While CYP153A has shown promising applications in bioremediation and biocatalysis, there are still limitations and challenges that need to be addressed. It is an oxygenase enzyme that requires oxygen for its catalytic activity, which may limit its use under certain conditions where oxygen availability is limited [38]. In spite of significant research efforts, the electron transport pathway between CYP153A and its reducing domain remains incompletely understood. This hinders the ability to engineer the enzyme for improved properties or fully exploit its potential in certain applications [21]. Finally, CYP153A has a significant substrate inhibition effect. For example, Lundemo et al. performed substrate inhibition experiments with dodecanoic acid (C12:0) and found that more 12-hydroxy dodecanoic acid (ω-OHC12:0) was obtained when the substrate was in the solid state compared to its liquid state. In the product inhibition experiment, they proved that when the concentration of 12-hydroxy dodecanoic acid increased from 1 to 5 mM, the product formation rate decreased from 0.3 mM/h to lower than 0.1 mM/h [39]. These studies suggest that substrate inhibition may be a potential limitation of CYP153A-mediated biotransformation reactions, and further research is needed to better understand the underlying mechanisms and to develop strategies to mitigate this effect.

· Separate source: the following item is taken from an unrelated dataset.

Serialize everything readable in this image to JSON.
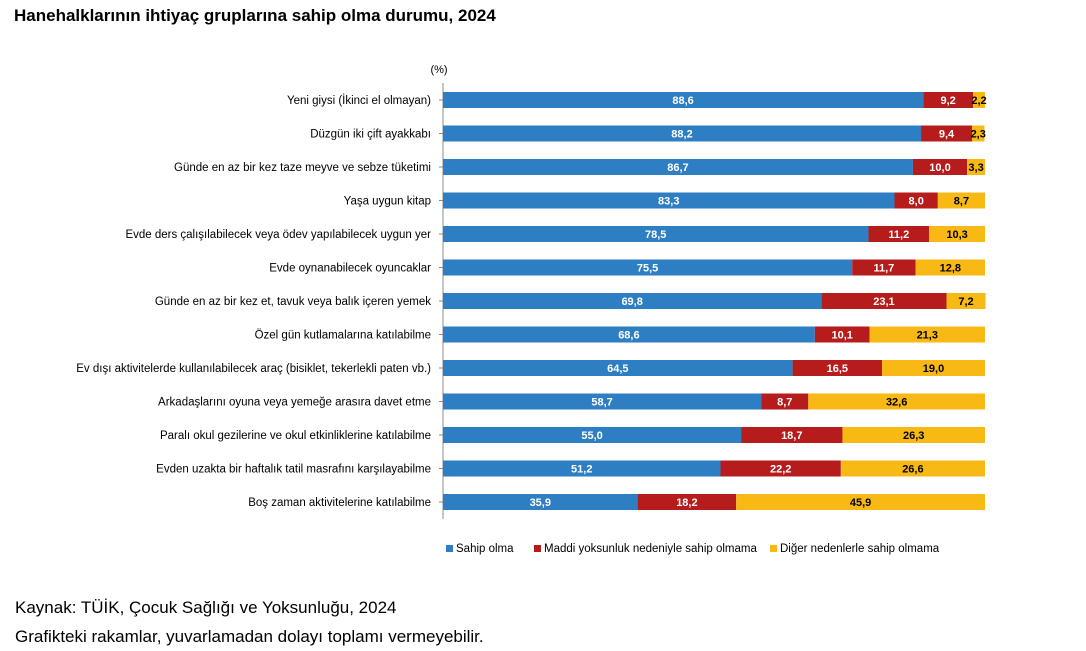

In conclusion, CYP153A is a versatile cytochrome P450 enzyme that has been widely studied for its ability to catalyze a range of oxidation reactions on diverse substrates. While there are some limitations and challenges associated with studying and exploiting CYP153A, ongoing research is exploring new avenues for its application in synthetic biology, biocatalysis, and drug discovery. The potential of CYP153A to produce complex molecules and enable the development of novel biosynthetic pathways makes it an important target for future research in the fields of biotechnology and pharmaceuticals.